Belo Sun negocia com Incra há anos

A negociação entre a mineradora Belo Sun e o Incra em torno de uma área no Pará já vinha ocorrendo havia vários anos, revelou o órgão federal. O Incra também declarou que aceitou uma fazenda em Mato Grosso por não ter encontrado terra legalizada para adquirir na região dos assentados.

Ao longo de 2017, a empresa ofereceu três áreas como compensação, duas no entorno e uma em Pacajá (PA), todas descartadas. Por fim, foi ofertada a Fazenda Ricaville, em Luciara (MT). “A área foi vistoriada por equipe técnica do Incra, que apontou a viabilidade para criação de um assentamento”, afirmou o Incra.

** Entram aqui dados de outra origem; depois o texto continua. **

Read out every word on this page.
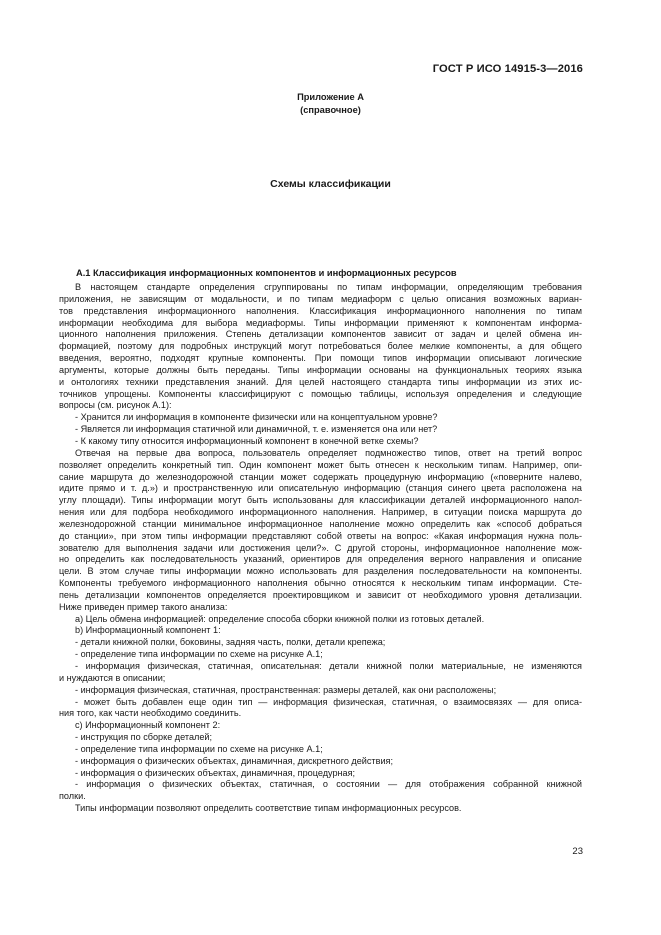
ГОСТ Р ИСО 14915-3—2016
Приложение А
(справочное)
Схемы классификации
А.1 Классификация информационных компонентов и информационных ресурсов
В настоящем стандарте определения сгруппированы по типам информации, определяющим требования
приложения, не зависящим от модальности, и по типам медиаформ с целью описания возможных вариан-
тов представления информационного наполнения. Классификация информационного наполнения по типам
информации необходима для выбора медиаформы. Типы информации применяют к компонентам информа-
ционного наполнения приложения. Степень детализации компонентов зависит от задач и целей обмена ин-
формацией, поэтому для подробных инструкций могут потребоваться более мелкие компоненты, а для общего
введения, вероятно, подходят крупные компоненты. При помощи типов информации описывают логические
аргументы, которые должны быть переданы. Типы информации основаны на функциональных теориях языка
и онтологиях техники представления знаний. Для целей настоящего стандарта типы информации из этих ис-
точников упрощены. Компоненты классифицируют с помощью таблицы, используя определения и следующие
вопросы (см. рисунок А.1):
- Хранится ли информация в компоненте физически или на концептуальном уровне?
- Является ли информация статичной или динамичной, т. е. изменяется она или нет?
- К какому типу относится информационный компонент в конечной ветке схемы?
Отвечая на первые два вопроса, пользователь определяет подмножество типов, ответ на третий вопрос
позволяет определить конкретный тип. Один компонент может быть отнесен к нескольким типам. Например, опи-
сание маршрута до железнодорожной станции может содержать процедурную информацию («поверните налево,
идите прямо и т. д.») и пространственную или описательную информацию (станция синего цвета расположена на
углу площади). Типы информации могут быть использованы для классификации деталей информационного напол-
нения или для подбора необходимого информационного наполнения. Например, в ситуации поиска маршрута до
железнодорожной станции минимальное информационное наполнение можно определить как «способ добраться
до станции», при этом типы информации представляют собой ответы на вопрос: «Какая информация нужна поль-
зователю для выполнения задачи или достижения цели?». С другой стороны, информационное наполнение мож-
но определить как последовательность указаний, ориентиров для определения верного направления и описание
цели. В этом случае типы информации можно использовать для разделения последовательности на компоненты.
Компоненты требуемого информационного наполнения обычно относятся к нескольким типам информации. Сте-
пень детализации компонентов определяется проектировщиком и зависит от необходимого уровня детализации.
Ниже приведен пример такого анализа:
a) Цель обмена информацией: определение способа сборки книжной полки из готовых деталей.
b) Информационный компонент 1:
- детали книжной полки, боковины, задняя часть, полки, детали крепежа;
- определение типа информации по схеме на рисунке А.1;
- информация физическая, статичная, описательная: детали книжной полки материальные, не изменяются
и нуждаются в описании;
- информация физическая, статичная, пространственная: размеры деталей, как они расположены;
- может быть добавлен еще один тип — информация физическая, статичная, о взаимосвязях — для описа-
ния того, как части необходимо соединить.
c) Информационный компонент 2:
- инструкция по сборке деталей;
- определение типа информации по схеме на рисунке А.1;
- информация о физических объектах, динамичная, дискретного действия;
- информация о физических объектах, динамичная, процедурная;
- информация о физических объектах, статичная, о состоянии — для отображения собранной книжной
полки.
Типы информации позволяют определить соответствие типам информационных ресурсов.
23
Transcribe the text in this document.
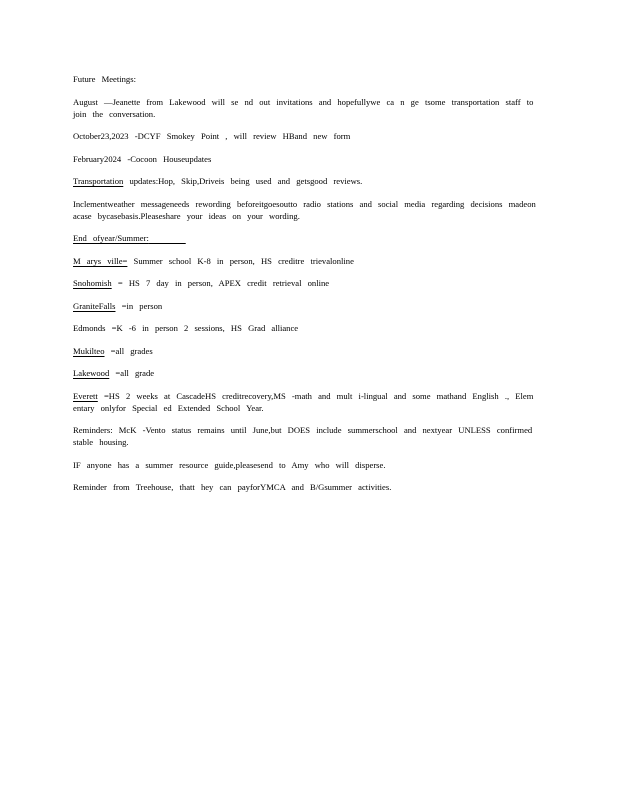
Future Meetings:

August —Jeanette from Lakewood will se nd out invitations and hopefullywe ca n ge tsome transportation staff to join the conversation.

October23,2023 -DCYF Smokey Point , will review HBand new form

February2024 -Cocoon Houseupdates

Transportation updates:Hop, Skip,Driveis being used and getsgood reviews.

Inclementweather messageneeds rewording beforeitgoesoutto radio stations and social media regarding decisions madeon acase bycasebasis.Pleaseshare your ideas on your wording.

End ofyear/Summer:

M arys ville= Summer school K-8 in person, HS creditre trievalonline

Snohomish = HS 7 day in person, APEX credit retrieval online

GraniteFalls =in person

Edmonds =K -6 in person 2 sessions, HS Grad alliance

Mukilteo =all grades

Lakewood =all grade

Everett =HS 2 weeks at CascadeHS creditrecovery,MS -math and mult i-lingual and some mathand English ., Elem entary onlyfor Special ed Extended School Year.

Reminders: McK -Vento status remains until June,but DOES include summerschool and nextyear UNLESS confirmed stable housing.

IF anyone has a summer resource guide,pleasesend to Amy who will disperse.

Reminder from Treehouse, thatt hey can payforYMCA and B/Gsummer activities.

Questionado a respeito da distância, o Incra declarou que “a política de reforma agrária do Incra é de atuação nacional”.? A respeito da negociação ilegal de lotes, o Incra declarou que, “na ocorrência de repasse de áreas do Programa Nacional de Reforma Agrária (PNRA) por assentados, sem anuência do Incra, pode ser configurada infração administrativa, com aplicação dos normativos internos”.

‘Discussão superada’

A Belo Sun declarou que as concessões de pesquisa mineral e a criação do assentamento “ocorreram em momentos distintos, mas a importância do acordo supera essa discussão, pois são estabelecidos condicionantes ao uso da área do Incra”, por meio de pagamentos pelo uso da área pública e “medidas indenizatórias ao programa de reforma agrária”. A empresa não se manifestou sobre a aquisição de lotes em negociações com assentados. A. B.

As informações são do jornal O Estado de S. Paulo.